= Jocelyn Hyslop =

Australian social worker (1897–1974)

Jocelyn Sophia Hyslop (1897–1974) was mainly known for her contribution to social work in Australia.

==Education==
She was a graduate of the London School of Economics (LSE), social science certificate, Diploma in Sociology, Bachelor of Science and a mental health certificate. In addition, she had won a number of awards, including the LSE Loch Exhibition, Commonwealth Fund Child Scholarship and the Metcalfe Scholarship for women.

==Career==
Her initial career started with her working in the slums of London and Leeds.

===Australia===
She arrived in 1934, having been recruited to initiate a formal program of education for social work professionals in Melbourne.
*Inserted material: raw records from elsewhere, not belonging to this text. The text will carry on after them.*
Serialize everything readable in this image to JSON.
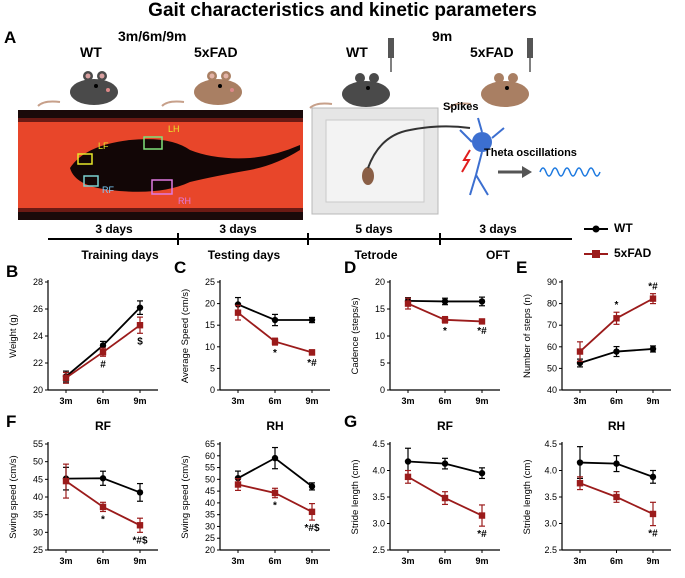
{
  "title": "Gait characteristics and kinetic parameters",
  "panel_a": {
    "label": "A",
    "group1_header": "3m/6m/9m",
    "group2_header": "9m",
    "mouse_labels": [
      "WT",
      "5xFAD",
      "WT",
      "5xFAD"
    ],
    "paw_labels": [
      "LF",
      "LH",
      "RF",
      "RH"
    ],
    "spikes_label": "Spikes",
    "theta_label": "Theta oscillations",
    "days": [
      "3 days",
      "3 days",
      "5 days",
      "3 days"
    ],
    "timeline": [
      "Training days",
      "Testing days",
      "Tetrode",
      "OFT"
    ]
  },
  "legend": {
    "wt": "WT",
    "fad": "5xFAD"
  },
  "colors": {
    "wt": "#000000",
    "fad": "#9b1b1b",
    "red_bg": "#e8462a",
    "neuron": "#3c6fd0"
  },
  "chart_data": [
    {
      "id": "B",
      "type": "line",
      "title": "",
      "xlabel": "",
      "ylabel": "Weight (g)",
      "categories": [
        "3m",
        "6m",
        "9m"
      ],
      "ylim": [
        20,
        28
      ],
      "yticks": [
        20,
        22,
        24,
        26,
        28
      ],
      "series": [
        {
          "name": "WT",
          "values": [
            21.0,
            23.3,
            26.1
          ],
          "errors": [
            0.4,
            0.3,
            0.5
          ]
        },
        {
          "name": "5xFAD",
          "values": [
            20.9,
            22.8,
            24.8
          ],
          "errors": [
            0.4,
            0.3,
            0.6
          ]
        }
      ],
      "annotations": [
        {
          "x": "6m",
          "text": "#"
        },
        {
          "x": "9m",
          "text": "$"
        }
      ]
    },
    {
      "id": "C",
      "type": "line",
      "title": "",
      "xlabel": "",
      "ylabel": "Average Speed (cm/s)",
      "categories": [
        "3m",
        "6m",
        "9m"
      ],
      "ylim": [
        0,
        25
      ],
      "yticks": [
        0,
        5,
        10,
        15,
        20,
        25
      ],
      "series": [
        {
          "name": "WT",
          "values": [
            19.8,
            16.2,
            16.2
          ],
          "errors": [
            1.6,
            1.3,
            0.6
          ]
        },
        {
          "name": "5xFAD",
          "values": [
            17.9,
            11.2,
            8.7
          ],
          "errors": [
            1.7,
            0.8,
            0.6
          ]
        }
      ],
      "annotations": [
        {
          "x": "6m",
          "text": "*"
        },
        {
          "x": "9m",
          "text": "*#"
        }
      ]
    },
    {
      "id": "D",
      "type": "line",
      "title": "",
      "xlabel": "",
      "ylabel": "Cadence (steps/s)",
      "categories": [
        "3m",
        "6m",
        "9m"
      ],
      "ylim": [
        0,
        20
      ],
      "yticks": [
        0,
        5,
        10,
        15,
        20
      ],
      "series": [
        {
          "name": "WT",
          "values": [
            16.5,
            16.4,
            16.4
          ],
          "errors": [
            0.6,
            0.6,
            0.8
          ]
        },
        {
          "name": "5xFAD",
          "values": [
            16.0,
            13.0,
            12.7
          ],
          "errors": [
            1.0,
            0.6,
            0.3
          ]
        }
      ],
      "annotations": [
        {
          "x": "6m",
          "text": "*"
        },
        {
          "x": "9m",
          "text": "*#"
        }
      ]
    },
    {
      "id": "E",
      "type": "line",
      "title": "",
      "xlabel": "",
      "ylabel": "Number of steps (n)",
      "categories": [
        "3m",
        "6m",
        "9m"
      ],
      "ylim": [
        40,
        90
      ],
      "yticks": [
        40,
        50,
        60,
        70,
        80,
        90
      ],
      "series": [
        {
          "name": "WT",
          "values": [
            52.5,
            57.8,
            59.0
          ],
          "errors": [
            1.8,
            2.3,
            1.4
          ]
        },
        {
          "name": "5xFAD",
          "values": [
            57.8,
            73.2,
            82.3
          ],
          "errors": [
            4.5,
            2.8,
            2.3
          ]
        }
      ],
      "annotations": [
        {
          "x": "6m",
          "text": "*"
        },
        {
          "x": "9m",
          "text": "*#"
        }
      ]
    },
    {
      "id": "F-RF",
      "type": "line",
      "title": "RF",
      "xlabel": "",
      "ylabel": "Swing speed (cm/s)",
      "categories": [
        "3m",
        "6m",
        "9m"
      ],
      "ylim": [
        25,
        55
      ],
      "yticks": [
        25,
        30,
        35,
        40,
        45,
        50,
        55
      ],
      "series": [
        {
          "name": "WT",
          "values": [
            45.2,
            45.3,
            41.3
          ],
          "errors": [
            3.2,
            2.0,
            2.5
          ]
        },
        {
          "name": "5xFAD",
          "values": [
            44.5,
            37.2,
            32.0
          ],
          "errors": [
            4.8,
            1.3,
            2.0
          ]
        }
      ],
      "annotations": [
        {
          "x": "6m",
          "text": "*"
        },
        {
          "x": "9m",
          "text": "*#$"
        }
      ]
    },
    {
      "id": "F-RH",
      "type": "line",
      "title": "RH",
      "xlabel": "",
      "ylabel": "Swing speed (cm/s)",
      "categories": [
        "3m",
        "6m",
        "9m"
      ],
      "ylim": [
        20,
        65
      ],
      "yticks": [
        20,
        25,
        30,
        35,
        40,
        45,
        50,
        55,
        60,
        65
      ],
      "series": [
        {
          "name": "WT",
          "values": [
            50.5,
            59.0,
            47.0
          ],
          "errors": [
            3.0,
            4.5,
            1.5
          ]
        },
        {
          "name": "5xFAD",
          "values": [
            47.8,
            44.2,
            36.2
          ],
          "errors": [
            2.5,
            2.0,
            3.5
          ]
        }
      ],
      "annotations": [
        {
          "x": "6m",
          "text": "*"
        },
        {
          "x": "9m",
          "text": "*#$"
        }
      ]
    },
    {
      "id": "G-RF",
      "type": "line",
      "title": "RF",
      "xlabel": "",
      "ylabel": "Stride length (cm)",
      "categories": [
        "3m",
        "6m",
        "9m"
      ],
      "ylim": [
        2.5,
        4.5
      ],
      "yticks": [
        2.5,
        3.0,
        3.5,
        4.0,
        4.5
      ],
      "series": [
        {
          "name": "WT",
          "values": [
            4.17,
            4.13,
            3.95
          ],
          "errors": [
            0.25,
            0.1,
            0.1
          ]
        },
        {
          "name": "5xFAD",
          "values": [
            3.88,
            3.48,
            3.15
          ],
          "errors": [
            0.12,
            0.12,
            0.2
          ]
        }
      ],
      "annotations": [
        {
          "x": "9m",
          "text": "*#"
        }
      ]
    },
    {
      "id": "G-RH",
      "type": "line",
      "title": "RH",
      "xlabel": "",
      "ylabel": "Stride length (cm)",
      "categories": [
        "3m",
        "6m",
        "9m"
      ],
      "ylim": [
        2.5,
        4.5
      ],
      "yticks": [
        2.5,
        3.0,
        3.5,
        4.0,
        4.5
      ],
      "series": [
        {
          "name": "WT",
          "values": [
            4.15,
            4.13,
            3.88
          ],
          "errors": [
            0.3,
            0.15,
            0.12
          ]
        },
        {
          "name": "5xFAD",
          "values": [
            3.76,
            3.5,
            3.18
          ],
          "errors": [
            0.12,
            0.1,
            0.22
          ]
        }
      ],
      "annotations": [
        {
          "x": "9m",
          "text": "*#"
        }
      ]
    }
  ]
}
After arriving in Australia, she initially spoke to the Melbourne newspapers about the welfare conditions of society. She was interviewed by the Argus, in which she discussed American and English methods to addressing social welfare. At the time, she was advocating for Australia to follow US methods, unusual as Australia at the time usually followed English methods.

Working at the University of Melbourne, she established a course in social work that was acceptable for the standards of the university. In 1940, the university agreed the course would run. This was the first social work course run in Melbourne, and there was a similar course run in Sydney in the same year. The establishment of the course opened up career paths for university educated women. While there were some women studying at university, most of the careers were dominated by men. Most of the students studying the Social Welfare course were women, unusual for women to be the majority of any university course at the time.
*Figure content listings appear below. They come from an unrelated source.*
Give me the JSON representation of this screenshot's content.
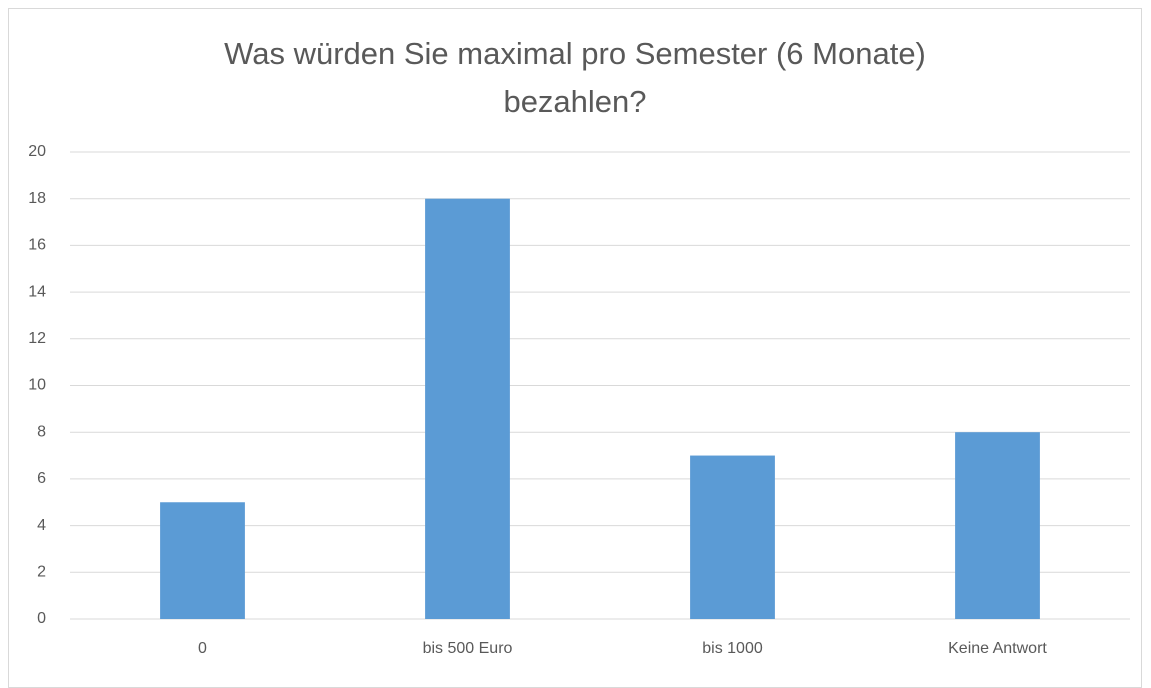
{
  "chart_data": {
    "type": "bar",
    "title": "Was würden Sie maximal pro Semester (6 Monate) bezahlen?",
    "categories": [
      "0",
      "bis 500 Euro",
      "bis 1000",
      "Keine Antwort"
    ],
    "values": [
      5,
      18,
      7,
      8
    ],
    "color": "#5b9bd5",
    "ylim": [
      0,
      20
    ],
    "yticks": [
      0,
      2,
      4,
      6,
      8,
      10,
      12,
      14,
      16,
      18,
      20
    ],
    "grid": true
  }
}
Hyslop had advanced the role of the social worker, which she perceived to help people to find their own path in life. Hylsop was highly critical of 19th century charity workers who she saw had interfered in people's lives, saying they simply dispensed "soup, flannel and groceries " She was generally an advocate for social justice, defending the rights of the unemployed.

===Rhodesia===
After her work improving social work in Australia, she left academia, moving to Rhodesia where she joined an Anglican order of nuns.